Tão pesado é esse fardo, essa herança maldita,
que a agenda do governo consiste, paradoxalmente, na discussão sobre
aumentos salariais, tendo como mote o despropositado aumento de
funcionários do Judiciário em torno de 70%. Contudo, não é só
isto. Discute-se a eliminação do fator previdenciário, podendo
levar a uma quebra de uma Previdência já quebrada. Discute-se,
também, o reajuste dos aposentados nos mesmos índices do aumento do
salário mínimo, além da inflação. A política petista colhe os
seus frutos.
Há um fato incontornável que salta aos olhos. A
crise atual está mostrando que o Estado não cabe dentro de sua
economia. Gasta mais do que arrecada e, mesmo assim, não consegue
oferecer atendimento adequado em áreas tão necessárias como
educação básica e saúde. De nada adiantam as bandeiras salariais
e os tais de “direitos adquiridos”, pois um dia a realidade se
impõe. E ela está se impondo. Pode-se protelar a situação como a
Grécia o fez, mas um dia a conta terá de ser paga. Discursos
esquerdistas não servem nem mais para o teatro, pois são curtos e
de uma dramaticidade lamentável.
Acontece que essa crise econômica possui também um
forte componente político que só parece se aprofundar em vez de se
encaminhar para o seu equacionamento. E o componente político se
torna ainda mais problemático, tendo em vista que os seus atores
estão sendo comprometidos em processos de tipo criminal. Ou seja, a
crise econômica depende de uma crise política que, por sua vez,
está atrelada a processos investigativos e criminais. A política
diante dos tribunais!
A crise política imobiliza atores e acirra
conflitos por estes estarem envolvidos em ações penais e criminais.
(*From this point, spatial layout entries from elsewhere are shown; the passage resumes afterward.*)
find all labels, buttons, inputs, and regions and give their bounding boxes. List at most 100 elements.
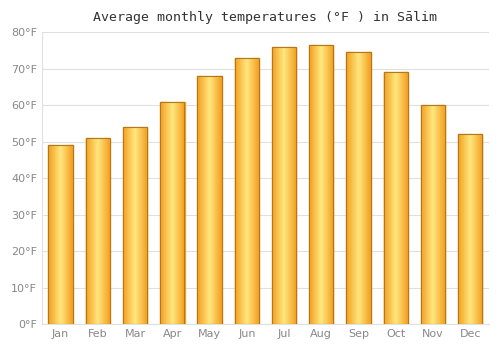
Bar	[211, 76, 212, 324]
Bar	[176, 102, 177, 324]
Bar	[323, 45, 324, 324]
Bar	[436, 105, 438, 324]
Bar	[254, 58, 255, 324]
Bar	[328, 45, 329, 324]
Bar	[272, 47, 296, 324]
Bar	[293, 47, 294, 324]
Bar	[160, 102, 184, 324]
Bar	[309, 45, 310, 324]
Bar	[289, 47, 290, 324]
Bar	[142, 127, 143, 324]
Bar	[97, 138, 98, 324]
Bar	[431, 105, 432, 324]
Bar	[427, 105, 428, 324]
Bar	[172, 102, 173, 324]
Bar	[367, 52, 368, 324]
Bar	[87, 138, 88, 324]
Bar	[105, 138, 106, 324]
Bar	[324, 45, 325, 324]
Bar	[102, 138, 103, 324]
Bar	[355, 52, 356, 324]
Bar	[466, 134, 468, 324]
Bar	[368, 52, 369, 324]
Bar	[430, 105, 432, 324]
Bar	[239, 58, 240, 324]
Bar	[246, 58, 247, 324]
Bar	[366, 52, 367, 324]
Bar	[168, 102, 170, 324]
Bar	[361, 52, 362, 324]
Bar	[279, 47, 280, 324]
Bar	[462, 134, 463, 324]
Bar	[242, 58, 244, 324]
Bar	[348, 52, 349, 324]
Bar	[72, 145, 73, 324]
Bar	[480, 134, 481, 324]
Bar	[181, 102, 182, 324]
Bar	[273, 47, 274, 324]
Bar	[245, 58, 246, 324]
Bar	[326, 45, 327, 324]
Bar	[442, 105, 443, 324]
Bar	[58, 145, 59, 324]
Bar	[212, 76, 214, 324]
Bar	[131, 127, 132, 324]
Bar	[107, 138, 108, 324]
Bar	[180, 102, 181, 324]
Bar	[59, 145, 60, 324]
Bar	[217, 76, 218, 324]
Bar	[290, 47, 291, 324]
Bar	[254, 58, 256, 324]
Bar	[478, 134, 480, 324]
Bar	[257, 58, 258, 324]
Bar	[170, 102, 171, 324]
Bar	[60, 145, 62, 324]
Bar	[128, 127, 129, 324]
Bar	[89, 138, 90, 324]
Bar	[178, 102, 179, 324]
Bar	[204, 76, 205, 324]
Bar	[237, 58, 238, 324]
Bar	[49, 145, 50, 324]
Bar	[319, 45, 320, 324]
Bar	[405, 72, 406, 324]
Bar	[317, 45, 318, 324]
Bar	[329, 45, 330, 324]
Bar	[162, 102, 164, 324]
Bar	[282, 47, 283, 324]
Bar	[256, 58, 257, 324]
Bar	[136, 127, 137, 324]
Bar	[468, 134, 469, 324]
Bar	[474, 134, 475, 324]
Bar	[314, 45, 316, 324]
Bar	[432, 105, 433, 324]
Bar	[286, 47, 287, 324]
Bar	[92, 138, 93, 324]
Bar	[481, 134, 482, 324]
Bar	[249, 58, 250, 324]
Bar	[356, 52, 357, 324]
Bar	[215, 76, 216, 324]
Bar	[127, 127, 128, 324]
Bar	[100, 138, 101, 324]
Bar	[461, 134, 462, 324]
Bar	[207, 76, 208, 324]
Bar	[202, 76, 203, 324]
Bar	[395, 72, 396, 324]
Bar	[163, 102, 164, 324]
Bar	[442, 105, 444, 324]
Bar	[287, 47, 288, 324]
Bar	[98, 138, 99, 324]
Bar	[458, 134, 482, 324]
Bar	[206, 76, 207, 324]
Bar	[429, 105, 430, 324]
Bar	[422, 105, 424, 324]
Bar	[391, 72, 392, 324]
Bar	[244, 58, 245, 324]
Bar	[70, 145, 71, 324]
Bar	[399, 72, 400, 324]
Bar	[51, 145, 52, 324]
Bar	[66, 145, 68, 324]
Bar	[444, 105, 445, 324]
Bar	[346, 52, 347, 324]
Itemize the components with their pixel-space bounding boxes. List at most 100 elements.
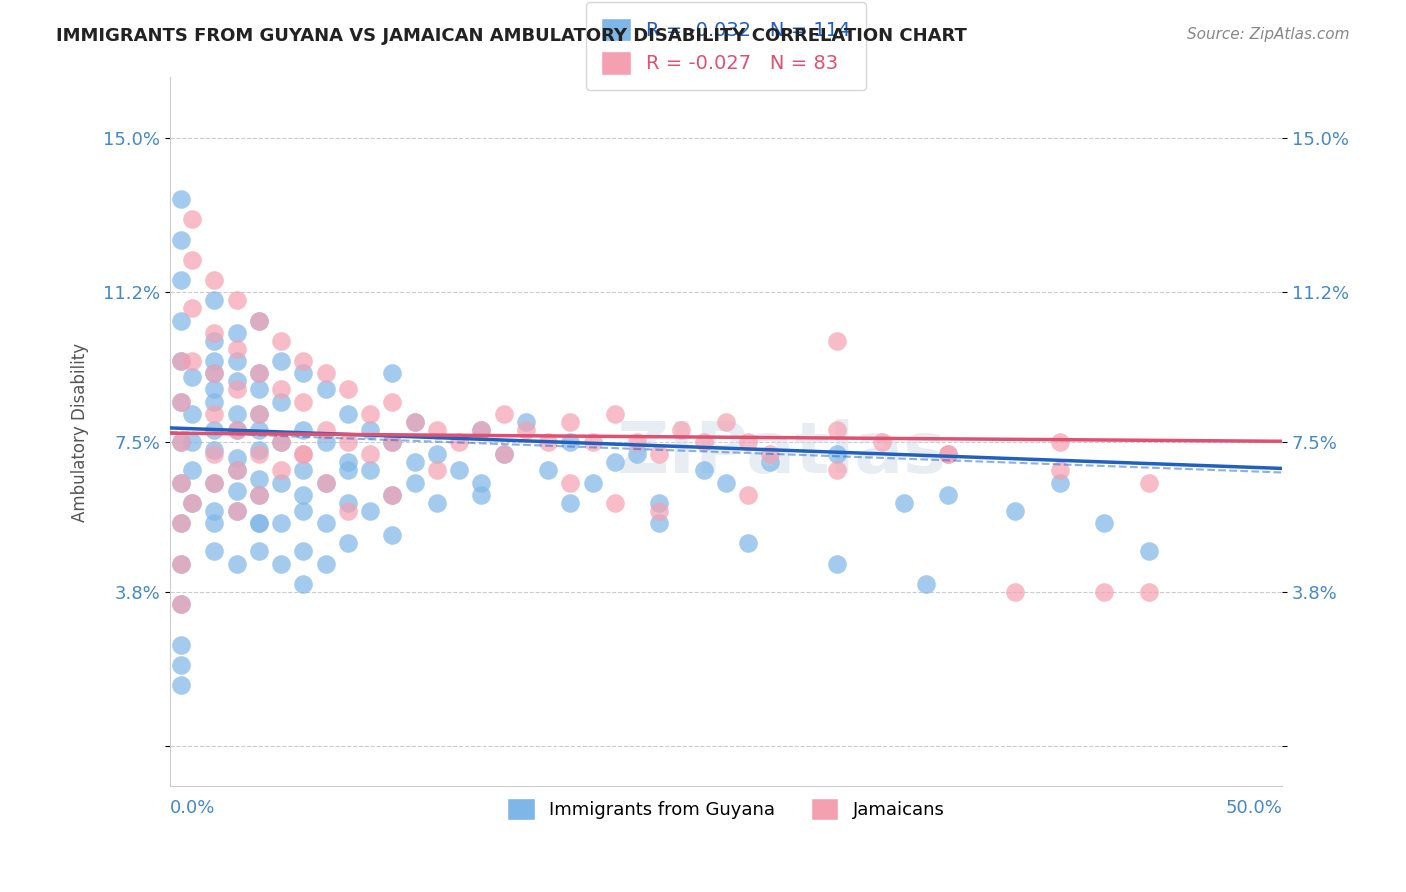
Point: [714, 475, 737, 490]
Point: [938, 488, 960, 502]
Point: [247, 544, 270, 558]
Point: [292, 488, 315, 502]
Point: [270, 334, 292, 348]
Point: [581, 475, 603, 490]
Point: [825, 423, 848, 437]
Point: [470, 488, 492, 502]
Point: [204, 544, 226, 558]
Point: [270, 463, 292, 477]
Point: [170, 394, 193, 409]
Point: [404, 455, 426, 469]
Point: [315, 557, 337, 571]
Point: [170, 354, 193, 368]
Point: [336, 383, 359, 397]
Point: [1092, 516, 1115, 530]
Point: [247, 471, 270, 485]
Point: [170, 435, 193, 450]
Point: [560, 475, 582, 490]
Point: [737, 536, 759, 550]
Point: [626, 447, 648, 461]
Point: [170, 313, 193, 327]
Point: [270, 394, 292, 409]
Point: [170, 233, 193, 247]
Point: [825, 447, 848, 461]
Point: [247, 447, 270, 461]
Point: [181, 354, 204, 368]
Point: [204, 394, 226, 409]
Point: [225, 293, 247, 308]
Point: [315, 366, 337, 380]
Point: [204, 407, 226, 421]
Point: [170, 657, 193, 672]
Point: [648, 504, 671, 518]
Point: [181, 212, 204, 227]
Point: [381, 488, 404, 502]
Point: [204, 366, 226, 380]
Point: [426, 463, 449, 477]
Point: [336, 536, 359, 550]
Point: [648, 496, 671, 510]
Point: [225, 463, 247, 477]
Point: [1137, 475, 1160, 490]
Point: [515, 415, 537, 429]
Point: [449, 463, 471, 477]
Point: [204, 475, 226, 490]
Point: [181, 252, 204, 267]
Point: [737, 435, 759, 450]
Point: [292, 354, 315, 368]
Point: [470, 423, 492, 437]
Point: [737, 488, 759, 502]
Point: [270, 435, 292, 450]
Point: [170, 516, 193, 530]
Point: [470, 423, 492, 437]
Point: [336, 504, 359, 518]
Point: [225, 504, 247, 518]
Point: [204, 443, 226, 458]
Text: IMMIGRANTS FROM GUYANA VS JAMAICAN AMBULATORY DISABILITY CORRELATION CHART: IMMIGRANTS FROM GUYANA VS JAMAICAN AMBUL…: [56, 27, 967, 45]
Point: [170, 475, 193, 490]
Point: [225, 326, 247, 340]
Point: [648, 516, 671, 530]
Y-axis label: Ambulatory Disability: Ambulatory Disability: [72, 343, 89, 522]
Point: [560, 415, 582, 429]
Point: [492, 447, 515, 461]
Point: [359, 407, 381, 421]
Point: [381, 394, 404, 409]
Point: [315, 516, 337, 530]
Point: [759, 447, 782, 461]
Point: [292, 447, 315, 461]
Point: [247, 383, 270, 397]
Point: [247, 407, 270, 421]
Point: [714, 415, 737, 429]
Point: [292, 423, 315, 437]
Point: [381, 488, 404, 502]
Text: 50.0%: 50.0%: [1225, 798, 1282, 817]
Point: [292, 394, 315, 409]
Point: [336, 435, 359, 450]
Point: [247, 516, 270, 530]
Point: [381, 435, 404, 450]
Point: [270, 557, 292, 571]
Point: [315, 475, 337, 490]
Point: [671, 423, 693, 437]
Point: [693, 463, 716, 477]
Point: [1137, 585, 1160, 599]
Point: [336, 455, 359, 469]
Point: [225, 557, 247, 571]
Point: [626, 435, 648, 450]
Point: [170, 435, 193, 450]
Point: [1092, 585, 1115, 599]
Point: [292, 463, 315, 477]
Point: [603, 455, 626, 469]
Point: [247, 313, 270, 327]
Point: [247, 407, 270, 421]
Point: [336, 496, 359, 510]
Point: [292, 447, 315, 461]
Point: [426, 423, 449, 437]
Point: [247, 488, 270, 502]
Point: [359, 447, 381, 461]
Point: [181, 496, 204, 510]
Point: [537, 435, 560, 450]
Point: [247, 516, 270, 530]
Point: [449, 435, 471, 450]
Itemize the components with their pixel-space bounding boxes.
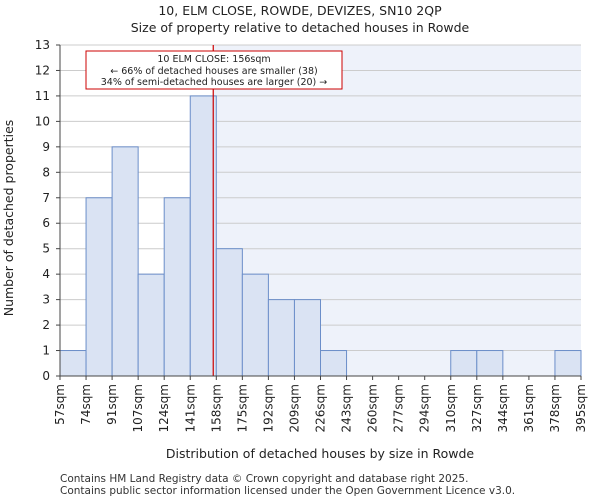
y-axis-label: Number of detached properties bbox=[1, 120, 16, 317]
x-tick-label-294sqm: 294sqm bbox=[418, 384, 432, 432]
x-axis-label: Distribution of detached houses by size … bbox=[166, 446, 474, 461]
bar-310sqm bbox=[450, 350, 478, 377]
y-tick-label-9: 9 bbox=[42, 140, 50, 154]
y-tick-label-6: 6 bbox=[42, 216, 50, 230]
x-tick-label-192sqm: 192sqm bbox=[261, 384, 275, 432]
bar-124sqm bbox=[163, 197, 191, 377]
x-tick-label-74sqm: 74sqm bbox=[79, 384, 93, 425]
y-tick-label-3: 3 bbox=[42, 293, 50, 307]
x-tick-label-277sqm: 277sqm bbox=[392, 384, 406, 432]
bar-57sqm bbox=[59, 350, 87, 377]
chart-title: 10, ELM CLOSE, ROWDE, DEVIZES, SN10 2QP bbox=[158, 3, 442, 18]
y-tick-label-12: 12 bbox=[35, 63, 50, 77]
y-tick-label-10: 10 bbox=[35, 114, 50, 128]
y-tick-label-7: 7 bbox=[42, 191, 50, 205]
chart-subtitle: Size of property relative to detached ho… bbox=[131, 20, 470, 35]
footer-line-2: Contains public sector information licen… bbox=[60, 485, 515, 497]
y-tick-label-1: 1 bbox=[42, 344, 50, 358]
footer-line-1: Contains HM Land Registry data © Crown c… bbox=[60, 473, 468, 485]
x-tick-label-124sqm: 124sqm bbox=[157, 384, 171, 432]
x-tick-label-243sqm: 243sqm bbox=[340, 384, 354, 432]
bar-158sqm bbox=[215, 248, 243, 377]
bar-91sqm bbox=[111, 146, 139, 377]
bar-209sqm bbox=[293, 299, 322, 377]
x-tick-label-141sqm: 141sqm bbox=[183, 384, 197, 432]
marker-annotation: 10 ELM CLOSE: 156sqm ← 66% of detached h… bbox=[85, 50, 343, 90]
bar-141sqm bbox=[189, 95, 217, 377]
y-tick-label-0: 0 bbox=[42, 369, 50, 383]
x-tick-label-175sqm: 175sqm bbox=[235, 384, 249, 432]
x-tick-label-107sqm: 107sqm bbox=[131, 384, 145, 432]
x-tick-label-57sqm: 57sqm bbox=[53, 384, 67, 425]
x-tick-label-310sqm: 310sqm bbox=[444, 384, 458, 432]
bar-327sqm bbox=[476, 350, 504, 377]
x-tick-label-260sqm: 260sqm bbox=[366, 384, 380, 432]
x-tick-label-327sqm: 327sqm bbox=[470, 384, 484, 432]
annotation-box bbox=[85, 50, 343, 90]
x-tick-label-361sqm: 361sqm bbox=[522, 384, 536, 432]
annotation-line-3: 34% of semi-detached houses are larger (… bbox=[101, 77, 328, 88]
bar-378sqm bbox=[554, 350, 582, 377]
y-tick-label-2: 2 bbox=[42, 318, 50, 332]
bar-192sqm bbox=[267, 299, 295, 377]
y-tick-label-11: 11 bbox=[35, 89, 50, 103]
bar-107sqm bbox=[137, 273, 165, 377]
bar-226sqm bbox=[320, 350, 348, 377]
y-tick-label-8: 8 bbox=[42, 165, 50, 179]
x-tick-label-395sqm: 395sqm bbox=[574, 384, 588, 432]
annotation-line-2: ← 66% of detached houses are smaller (38… bbox=[110, 66, 317, 77]
x-tick-label-91sqm: 91sqm bbox=[105, 384, 119, 425]
bar-175sqm bbox=[241, 273, 269, 377]
bar-74sqm bbox=[85, 197, 113, 377]
x-tick-label-378sqm: 378sqm bbox=[548, 384, 562, 432]
annotation-line-1: 10 ELM CLOSE: 156sqm bbox=[157, 54, 270, 65]
x-tick-label-226sqm: 226sqm bbox=[314, 384, 328, 432]
y-tick-label-5: 5 bbox=[42, 242, 50, 256]
y-tick-label-13: 13 bbox=[35, 38, 50, 52]
x-tick-label-209sqm: 209sqm bbox=[287, 384, 301, 432]
x-tick-label-344sqm: 344sqm bbox=[496, 384, 510, 432]
y-tick-label-4: 4 bbox=[42, 267, 50, 281]
x-tick-label-158sqm: 158sqm bbox=[209, 384, 223, 432]
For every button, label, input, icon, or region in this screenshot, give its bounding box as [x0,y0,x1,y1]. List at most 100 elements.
A política está sendo lida nas páginas policiais. Em uma situação
deste tipo, o seu desenlace termina por depender de investigações
policiais e do Ministério Público, e de seu julgamento pelos
tribunais. Eis por que a crise econômica não tende a arrefecer,
pois o seu desfecho se situa para além dela. O país está pego em
um círculo vicioso.
Inegavelmente, as instituições brasileiras nas
esferas judiciária, policial e do Ministério Público estão agindo
republicanamente, não se curvando a injunções políticas e
partidárias. O país vive uma Operação Mãos Limpas. Alguns
acreditavam que tal processo não iria se perpetuar e, em algum
momento, os tribunais superiores, sob pressão política, iriam
anular a Operação Lava-Jato por questões processuais ou aliviar a
situação dos grandes empreiteiros envolvidos via concessão de
habeas corpus. Também sustentavam que os políticos de alto escalão
seriam preservados.
Ora, sinalizações contrárias já vinham sendo
dadas via não concessão de habeas corpus, e o próprio Supremo já
autorizou operações de busca e apreensão em escritórios e
residências de senadores importantes. As instituições republicanas
estão sendo fortalecidas, com forte apoio da opinião pública. O
cerco está se estreitando.
Contudo, mesmo aqui, já há um sinal amarelo se
acendendo, consistente em uma interferência de tribunais e
instâncias superiores neste trabalho, como se juízes, promotores e
policiais tivessem chegado a seu limite. O ministro Ricardo
Lewandowski suspendeu a análise de um processo da Lava-Jato até que
o juiz Sérgio Moro esclareça a citação do presidente da Câmara
dos Deputados, Eduardo Cunha, por um réu envolvido em uma delação
premiada. Do ponto de vista jurídico, ele tem razão.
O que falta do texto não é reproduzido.